Modeling Guide

Spark Submit

The Spark Submit operator is a wrapper for spark-submit.

It requires a Spark installation, and SPARK_HOME must point to it. If YARN is used (using the master parameter), then HADOOP_CONF_DIR must point to a directory with core-site.xml and yarn-side.xml that contain the correct settings to connect to the Hadoop cluster with YARN.

If SAP Vora Pipeline Engine is running in cluster mode, it uses a Docker image that provides the necessary environment. The configuration for YARN is retrieved from the yarn.resourcemanager.address, yarn.resourcemanager.hostname, and fs.defaultFS parameters. Because the appjar parameter is relative to the environment, it must be a path inside the Docker container; otherwise, use the binary input to stream in a JAR.

Configuration Parameters

Parameter

Type

Description

master

string

The value for the "--master" argument of spark-submit.

Default: "yarn"

deploymode

string

The value for the "--deploy-mode" argument of spark-submit.

Default: "cluster"

class

string

Mandatory. The value for the "--class" argument of spark-submit.
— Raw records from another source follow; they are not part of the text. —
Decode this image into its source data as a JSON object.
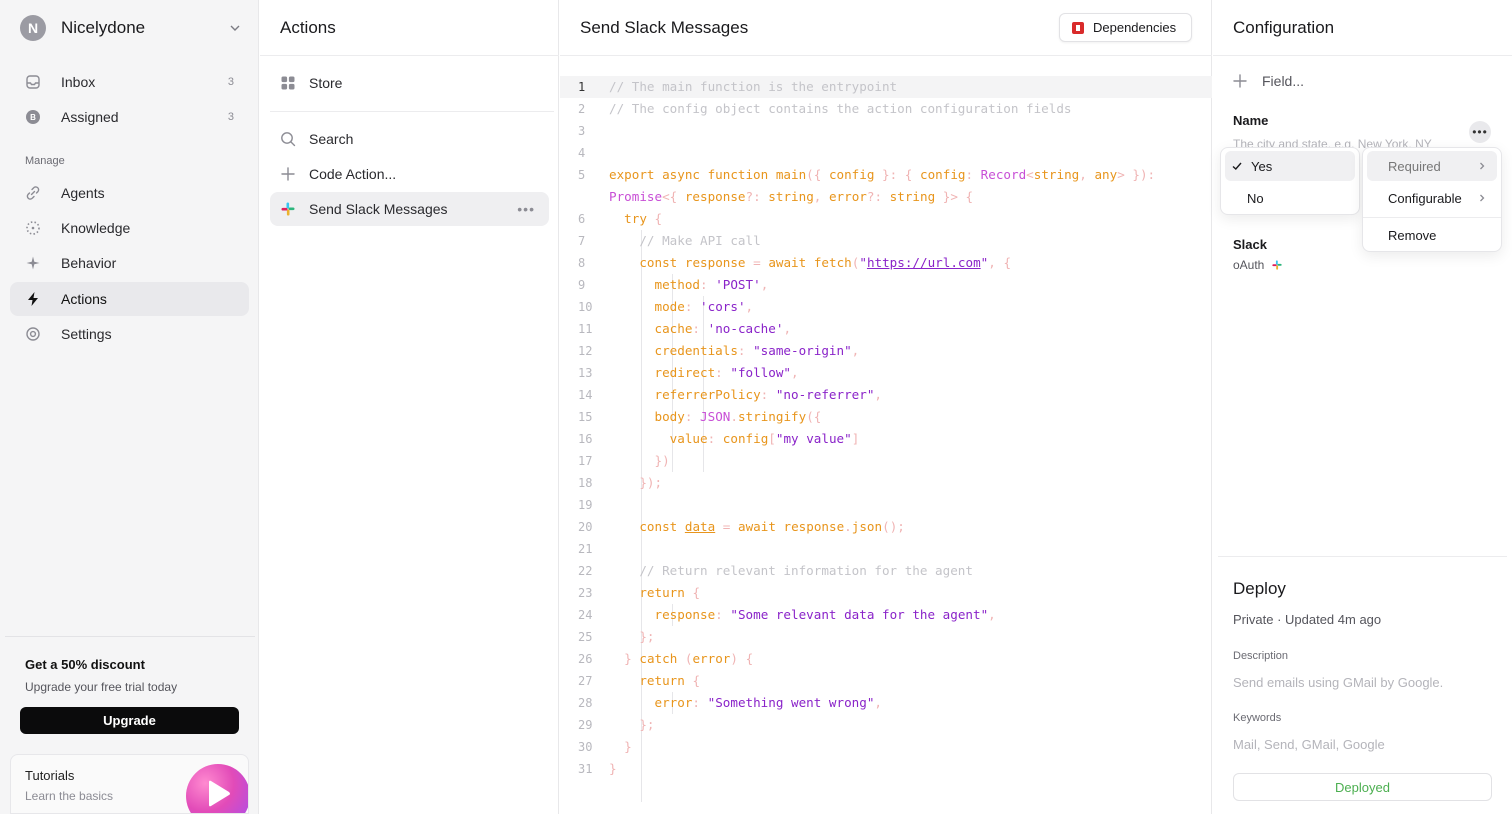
{
  "sidebar": {
    "workspace_initial": "N",
    "workspace_name": "Nicelydone",
    "items_top": [
      {
        "label": "Inbox",
        "count": "3",
        "icon": "inbox-icon"
      },
      {
        "label": "Assigned",
        "count": "3",
        "icon": "assigned-icon"
      }
    ],
    "manage_label": "Manage",
    "items_manage": [
      {
        "label": "Agents",
        "icon": "link-icon"
      },
      {
        "label": "Knowledge",
        "icon": "dotted-circle-icon"
      },
      {
        "label": "Behavior",
        "icon": "sparkle-icon"
      },
      {
        "label": "Actions",
        "icon": "bolt-icon",
        "active": true
      },
      {
        "label": "Settings",
        "icon": "settings-icon"
      }
    ],
    "promo": {
      "title": "Get a 50% discount",
      "subtitle": "Upgrade your free trial today",
      "button": "Upgrade"
    },
    "tutorials": {
      "title": "Tutorials",
      "subtitle": "Learn the basics"
    }
  },
  "actions": {
    "title": "Actions",
    "store_label": "Store",
    "search_label": "Search",
    "code_action_label": "Code Action...",
    "items": [
      {
        "label": "Send Slack Messages",
        "more": "•••"
      }
    ]
  },
  "editor": {
    "title": "Send Slack Messages",
    "dependencies_label": "Dependencies",
    "line_numbers": [
      "1",
      "2",
      "3",
      "4",
      "5",
      "",
      "6",
      "7",
      "8",
      "9",
      "10",
      "11",
      "12",
      "13",
      "14",
      "15",
      "16",
      "17",
      "18",
      "19",
      "20",
      "21",
      "22",
      "23",
      "24",
      "25",
      "26",
      "27",
      "28",
      "29",
      "30",
      "31"
    ]
  },
  "config": {
    "title": "Configuration",
    "add_field_label": "Field...",
    "name_label": "Name",
    "name_placeholder": "The city and state, e.g. New York, NY",
    "more_label": "•••",
    "slack_label": "Slack",
    "slack_sub": "oAuth",
    "submenu": {
      "yes": "Yes",
      "no": "No"
    },
    "menu": {
      "required": "Required",
      "configurable": "Configurable",
      "remove": "Remove"
    },
    "deploy": {
      "title": "Deploy",
      "meta": "Private · Updated 4m ago",
      "description_label": "Description",
      "description": "Send emails using GMail by Google.",
      "keywords_label": "Keywords",
      "keywords": "Mail, Send, GMail, Google",
      "button": "Deployed"
    }
  },
  "colors": {
    "accent_dark": "#0b0b0c",
    "deployed_green": "#4caf50",
    "dependency_red": "#d92b2b"
  }
}
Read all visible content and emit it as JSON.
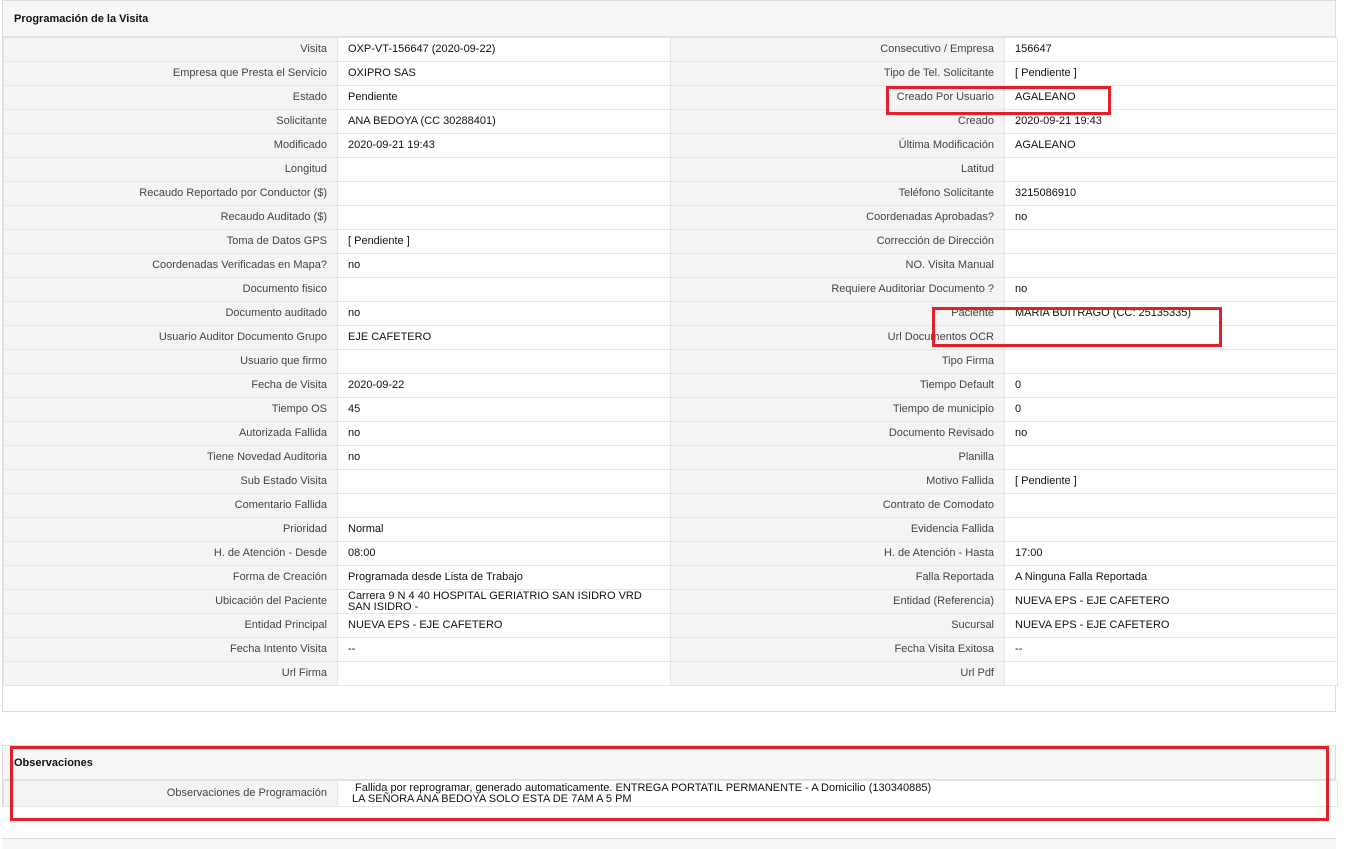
{
  "section1": {
    "title": "Programación de la Visita",
    "rows": [
      [
        "Visita",
        "OXP-VT-156647 (2020-09-22)",
        "Consecutivo / Empresa",
        "156647"
      ],
      [
        "Empresa que Presta el Servicio",
        "OXIPRO SAS",
        "Tipo de Tel. Solicitante",
        "[ Pendiente ]"
      ],
      [
        "Estado",
        "Pendiente",
        "Creado Por Usuario",
        "AGALEANO"
      ],
      [
        "Solicitante",
        "ANA BEDOYA (CC 30288401)",
        "Creado",
        "2020-09-21 19:43"
      ],
      [
        "Modificado",
        "2020-09-21 19:43",
        "Última Modificación",
        " AGALEANO"
      ],
      [
        "Longitud",
        "",
        "Latitud",
        ""
      ],
      [
        "Recaudo Reportado por Conductor ($)",
        "",
        "Teléfono Solicitante",
        "3215086910"
      ],
      [
        "Recaudo Auditado ($)",
        "",
        "Coordenadas Aprobadas?",
        " no"
      ],
      [
        "Toma de Datos GPS",
        "[ Pendiente ]",
        "Corrección de Dirección",
        ""
      ],
      [
        "Coordenadas Verificadas en Mapa?",
        " no",
        "NO. Visita Manual",
        ""
      ],
      [
        "Documento fisico",
        "",
        "Requiere Auditoriar Documento ?",
        " no"
      ],
      [
        "Documento auditado",
        " no",
        "Paciente",
        "MARIA BUITRAGO (CC: 25135335)"
      ],
      [
        "Usuario Auditor Documento Grupo",
        "EJE CAFETERO",
        "Url Documentos OCR",
        ""
      ],
      [
        "Usuario que firmo",
        "",
        "Tipo Firma",
        ""
      ],
      [
        "Fecha de Visita",
        " 2020-09-22",
        "Tiempo Default",
        "0"
      ],
      [
        "Tiempo OS",
        "45",
        "Tiempo de municipio",
        "0"
      ],
      [
        "Autorizada Fallida",
        " no",
        "Documento Revisado",
        " no"
      ],
      [
        "Tiene Novedad Auditoria",
        " no",
        "Planilla",
        ""
      ],
      [
        "Sub Estado Visita",
        "",
        "Motivo Fallida",
        "[ Pendiente ]"
      ],
      [
        "Comentario Fallida",
        "",
        "Contrato de Comodato",
        ""
      ],
      [
        "Prioridad",
        "Normal",
        "Evidencia Fallida",
        ""
      ],
      [
        "H. de Atención - Desde",
        "08:00",
        "H. de Atención - Hasta",
        "17:00"
      ],
      [
        "Forma de Creación",
        "Programada desde Lista de Trabajo",
        "Falla Reportada",
        "A Ninguna Falla Reportada"
      ],
      [
        "Ubicación del Paciente",
        "Carrera 9 N 4 40 HOSPITAL GERIATRIO SAN ISIDRO VRD SAN ISIDRO -",
        "Entidad (Referencia)",
        "NUEVA EPS - EJE CAFETERO"
      ],
      [
        "Entidad Principal",
        "NUEVA EPS - EJE CAFETERO",
        "Sucursal",
        "NUEVA EPS - EJE CAFETERO"
      ],
      [
        "Fecha Intento Visita",
        " --",
        "Fecha Visita Exitosa",
        " --"
      ],
      [
        "Url Firma",
        "",
        "Url Pdf",
        ""
      ]
    ]
  },
  "section2": {
    "title": "Observaciones",
    "label": "Observaciones de Programación",
    "line1": "Fallida por reprogramar, generado automaticamente. ENTREGA PORTATIL PERMANENTE - A Domicilio (130340885)",
    "line2": "LA SEÑORA ANA BEDOYA SOLO ESTA DE 7AM A 5 PM"
  },
  "colors": {
    "highlight": "#e0202a",
    "label_bg": "#f4f4f4",
    "header_bg": "#f7f7f7"
  }
}
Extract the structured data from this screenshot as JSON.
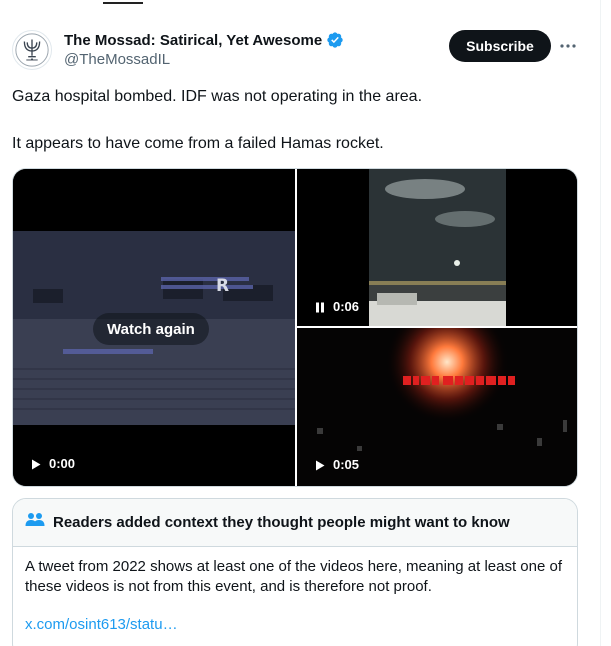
{
  "header": {
    "display_name": "The Mossad: Satirical, Yet Awesome",
    "handle": "@TheMossadIL",
    "subscribe_label": "Subscribe",
    "more_icon": "more-horizontal-icon",
    "verified_icon": "verified-badge-icon"
  },
  "tweet": {
    "lines": [
      "Gaza hospital bombed. IDF was not operating in the area.",
      "It appears to have come from a failed Hamas rocket."
    ]
  },
  "media": {
    "videos": [
      {
        "state": "paused",
        "time": "0:00",
        "overlay_label": "Watch again",
        "icon": "play-icon"
      },
      {
        "state": "playing",
        "time": "0:06",
        "icon": "pause-icon"
      },
      {
        "state": "paused",
        "time": "0:05",
        "icon": "play-icon"
      }
    ]
  },
  "community_note": {
    "icon": "people-icon",
    "title": "Readers added context they thought people might want to know",
    "body": "A tweet from 2022 shows at least one of the videos here, meaning at least one of these videos is not from this event, and is therefore not proof.",
    "link": "x.com/osint613/statu…"
  },
  "colors": {
    "text_primary": "#0f1419",
    "text_secondary": "#536471",
    "link": "#1d9bf0",
    "verified": "#1d9bf0",
    "button_bg": "#0f1419",
    "border": "#cfd9de",
    "note_head_bg": "#f7f9f9"
  }
}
Default: "org.apache.spark.examples.SparkPi"

appjar

string

Mandatory. The path to the JAR to be executed. Optionally, the &workingDirectory& variable can be used, which expands to the path of the current operator directory in the repository (usage: workingDirectory/my_app.jar").

Default: "/usr/local/spark/examples/spark-examples_2.10-1.1.1.jar"

jars

string

JARs that are added to spark-submit via the "--jars" argument. Like the appjar path, the &workingDirectory& variable is also available.

Default: ""

packages

string

Packages that are added to spark-submit via the "--packages" argument.

Default: ""

conf

string

The value for the "--conf" argument of spark-submit. Each "key=value" pair is separated by a newline.

Default: ""

impersonateUser

string

The user name used to access YARN and HDFS and the value for the "--proxy-user" argument of spark-submit if the cluster is kerberized .

Default: "vora"

shutdownOnFailure

boolean

Specify true if the component should exit when a single error occurs; otherwise, specify as false.

Default: false

secContext

string

The security-context to be used to connect to the Hadoop system.

Default: "default"

Input

Input

Type

Description

args

string

A string of arguments that are parsed to the JAR that is executed.

binary

blob

An application JAR that is executed. If this input is connected, appjar is ignored.

Output

Output

Type

Description

success

string

On success of one Spark job, it returns the corresponding argument parsed in via args, and "done" is appended.

failure

string

On failure of one Spark job, it returns the corresponding argument parsed in via args, and "error" is appended.